Le lieu concerné
La partie Ouest de salle de la chambre de suppression, au niveau –1 du bâtiment-réacteur n°. 1 de Fukushima-Daiichi.
1 – L’emplacement approximatif de l’intervention du 26/6
Plus précisément, d’après le document n°. 3, il semble que l’opération a été menée à proximité du “trou d’homme” situé au Sud-Est du bâtiment visible sur une vidéo et des schémas plus anciens (unité 1F2).
2 – Emplacement plus précis (d’après le document Tepco n°. 3)
La technique utilisée
Un endoscope composé d’une caméra, d’un thermomètre et d’un radiamètre a été inséré depuis une conduite traversant le plancher du niveau 1 pour déboucher dans la partie Ouest de la salle contenant le tore de suppression.
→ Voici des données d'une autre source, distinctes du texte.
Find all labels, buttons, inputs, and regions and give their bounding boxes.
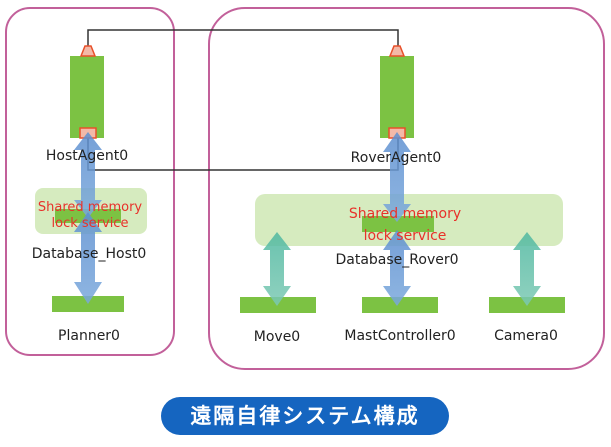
rover-db-to-move-arrow bbox=[263, 232, 291, 306]
rover-agent-top-port bbox=[388, 45, 406, 57]
host-agent-label: HostAgent0 bbox=[46, 148, 128, 164]
rover-service-label-line1: Shared memory bbox=[349, 206, 461, 222]
rover-agent-component bbox=[380, 56, 414, 138]
mastcontroller-label: MastController0 bbox=[344, 328, 455, 344]
rover-db-to-camera-arrow bbox=[513, 232, 541, 306]
host-agent-component bbox=[70, 56, 104, 138]
database-rover-label: Database_Rover0 bbox=[335, 252, 458, 268]
host-group-container bbox=[5, 7, 175, 356]
move-component bbox=[240, 297, 316, 313]
caption-banner: 遠隔自律システム構成 bbox=[161, 397, 449, 435]
host-service-label-line2: lock service bbox=[52, 216, 129, 231]
database-host-label: Database_Host0 bbox=[32, 246, 147, 262]
rover-group-container bbox=[208, 7, 605, 370]
camera-label: Camera0 bbox=[494, 328, 558, 344]
host-agent-to-db-arrow bbox=[74, 132, 102, 218]
move-label: Move0 bbox=[254, 329, 300, 345]
host-db-to-planner-arrow bbox=[74, 212, 102, 304]
rover-service-label-line2: lock service bbox=[364, 228, 447, 244]
host-service-label-line1: Shared memory bbox=[38, 200, 143, 215]
host-agent-top-port bbox=[79, 45, 97, 57]
mastcontroller-component bbox=[362, 297, 438, 313]
rover-agent-to-db-arrow bbox=[383, 132, 411, 222]
system-diagram: HostAgent0 RoverAgent0 Shared memory loc… bbox=[5, 7, 605, 370]
agent-connection-line bbox=[87, 29, 399, 56]
planner-label: Planner0 bbox=[58, 328, 120, 344]
rover-agent-label: RoverAgent0 bbox=[351, 150, 442, 166]
database-rover-component bbox=[362, 216, 434, 232]
rover-db-to-mastcontroller-arrow bbox=[383, 230, 411, 306]
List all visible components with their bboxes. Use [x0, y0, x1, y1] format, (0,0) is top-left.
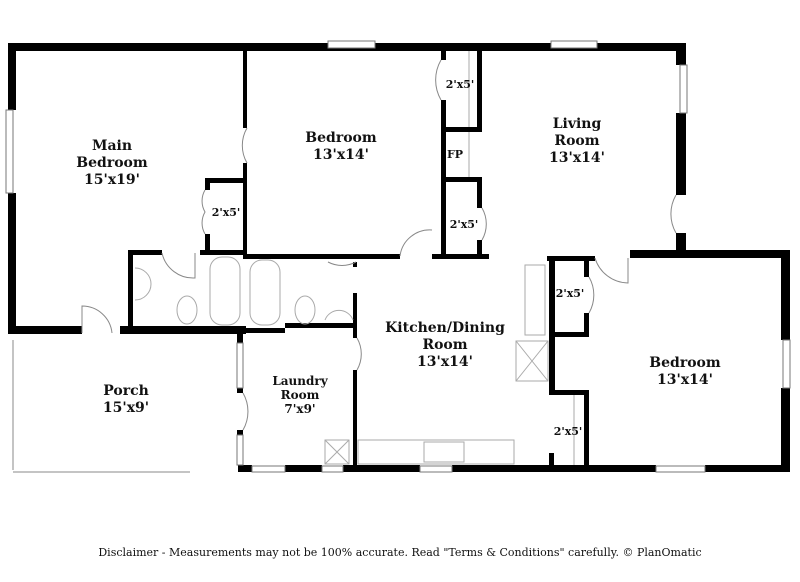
room-name: Laundry	[272, 374, 328, 388]
closet-label: 2'x5'	[211, 206, 241, 219]
closet-label: 2'x5'	[553, 425, 583, 438]
room-size: 13'x14'	[313, 147, 369, 163]
room-name: Porch	[103, 383, 149, 399]
fireplace-label: FP	[446, 148, 464, 161]
room-size: 13'x14'	[657, 372, 713, 388]
closet-label: 2'x5'	[445, 78, 475, 91]
room-size: 7'x9'	[284, 402, 316, 416]
room-name: Room	[280, 388, 320, 402]
room-size: 15'x19'	[84, 172, 140, 188]
room-name: Main	[91, 138, 133, 154]
room-name: Bedroom	[649, 355, 721, 371]
room-name: Kitchen/Dining	[385, 320, 505, 336]
room-name: Bedroom	[76, 155, 148, 171]
room-size: 13'x14'	[549, 150, 605, 166]
closet-label: 2'x5'	[555, 287, 585, 300]
windows	[5, 40, 791, 473]
room-name: Bedroom	[305, 130, 377, 146]
room-size: 13'x14'	[417, 354, 473, 370]
room-size: 15'x9'	[102, 400, 150, 416]
room-name: Room	[422, 337, 468, 353]
closet-label: 2'x5'	[449, 218, 479, 231]
disclaimer: Disclaimer - Measurements may not be 100…	[98, 546, 702, 559]
room-name: Living	[552, 116, 602, 132]
doors	[12, 59, 677, 473]
fixtures	[134, 51, 575, 465]
room-name: Room	[554, 133, 600, 149]
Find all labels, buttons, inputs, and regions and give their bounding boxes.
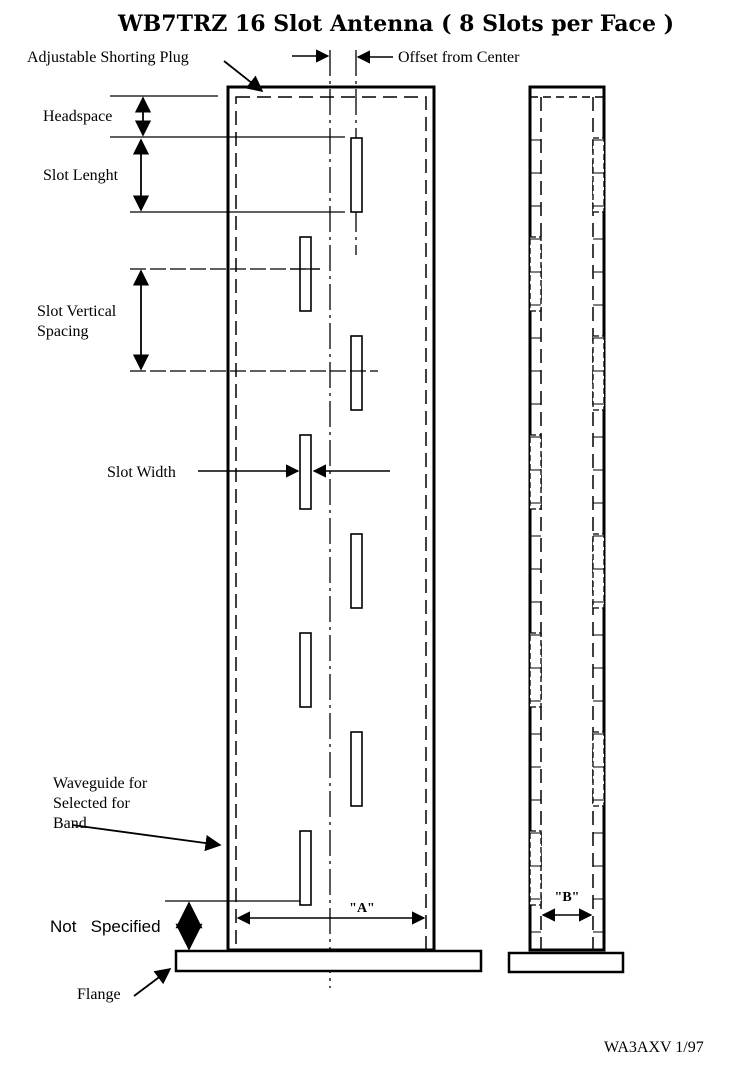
arrow-waveguide bbox=[71, 824, 222, 852]
side-slot bbox=[529, 434, 542, 510]
label-offset: Offset from Center bbox=[398, 49, 520, 66]
front-slot bbox=[350, 335, 363, 411]
side-slot bbox=[592, 137, 605, 213]
label-spacing-1: Slot Vertical bbox=[37, 303, 117, 320]
waveguide-outer bbox=[226, 85, 436, 952]
waveguide-inner-dashed bbox=[235, 96, 427, 951]
side-slot bbox=[529, 632, 542, 708]
side-slot bbox=[529, 830, 542, 906]
label-spacing-2: Spacing bbox=[37, 323, 89, 340]
front-slot bbox=[350, 137, 363, 213]
label-headspace: Headspace bbox=[43, 108, 112, 125]
label-flange: Flange bbox=[77, 986, 121, 1003]
side-outer bbox=[528, 85, 606, 952]
credit: WA3AXV 1/97 bbox=[604, 1039, 704, 1056]
label-slot-length: Slot Lenght bbox=[43, 167, 119, 184]
label-dim-b: "B" bbox=[555, 890, 580, 905]
front-slot bbox=[350, 731, 363, 807]
front-slot bbox=[299, 434, 312, 510]
front-slots bbox=[290, 137, 363, 906]
side-slots bbox=[529, 137, 605, 933]
flange-front bbox=[174, 949, 483, 973]
front-slot bbox=[299, 236, 312, 312]
side-slot bbox=[592, 533, 605, 609]
label-slot-width: Slot Width bbox=[107, 464, 176, 481]
label-shorting-plug: Adjustable Shorting Plug bbox=[27, 49, 189, 66]
diagram-title: WB7TRZ 16 Slot Antenna ( 8 Slots per Fac… bbox=[117, 11, 674, 37]
side-slot bbox=[592, 731, 605, 807]
flange-side bbox=[507, 951, 625, 974]
front-slot bbox=[299, 632, 312, 708]
label-waveguide-1: Waveguide for bbox=[53, 775, 148, 792]
front-slot bbox=[350, 533, 363, 609]
side-view bbox=[528, 85, 606, 952]
label-waveguide-2: Selected for bbox=[53, 795, 131, 812]
label-not-specified: Not Specified bbox=[50, 917, 161, 936]
label-dim-a: "A" bbox=[349, 901, 375, 916]
front-view bbox=[226, 50, 436, 988]
side-slot bbox=[529, 236, 542, 312]
arrow-flange bbox=[133, 968, 172, 997]
front-slot bbox=[299, 830, 312, 906]
label-waveguide-3: Band bbox=[53, 815, 87, 832]
side-slot bbox=[592, 335, 605, 411]
arrow-shorting-plug bbox=[223, 60, 264, 93]
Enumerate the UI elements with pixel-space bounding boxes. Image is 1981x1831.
3 – point d’insertion du matériel et nivellement
4 - Notez la passerelle (catwalk) qui fait le tour du tore
Les niveaux “OP”
OP (Océan Pacifique) : le niveau moyen de ce dernier, correspondant à environ 72 cm sous le niveau moyen de la baie de Tokyo. Tous les nivellements de Tepco sont basés sur cette référence. On notera que :
- Le haut du plancher du 1er étage est situé à OP10200 soit 10.2m au-dessus du niveau moyen du Pacifique et le bas à OP9550 ce qui nous permet de déduire que la dalle du plancher du 1er étage mesure 0.65m d’épaisseur
- Le point le plus bas du BR1 (le radier) est situé à OP-1230 soit une hauteur hors-tout de la salle de 10.78m
- Le niveau d’eau dans la salle est situé à environ OP4000 soit 5.23m
- Le tore mesure environ 8m de hauteur pour 40 m de diamètre, les pipes de raccordement obliques vers le drywell mesurent quant à elles environ 2m de diamètre
Les hommes, les conditions de l’intervention, la dosimétrie humaine
Nous estimons que Tepco a fait intervenir des travailleurs humains dans un contexte très difficile : forte radioactivité, humidité, chaleur… Le fait que l’opérateur ne communique pas, comme il en a l’habitude dans les compte-rendus, la composition de l’équipe et les doses d’irradiation des travailleurs concernés nous amène à estimer que ces derniers ont subi une irradiation importante. Au vu des niveaux repris ci-dessous, on peut facilement comprendre que les travailleurs ne pouvaient intervenir directement depuis la salle inférieure, la passerelle (catwalk) étant située au-dessus du niveau de l’eau stagnante mais dans une zone ou la radioactivité atteint plusieurs Sieverts par heure. Le plancher en béton de 65 cm permet ainsi aux travailleurs de n’être exposés “qu’à” un débit de dose d’environ 20 mSv/h, alors que le débit est 30 fois supérieur (0.62 Sv/h) juste au-dessous du plancher béton.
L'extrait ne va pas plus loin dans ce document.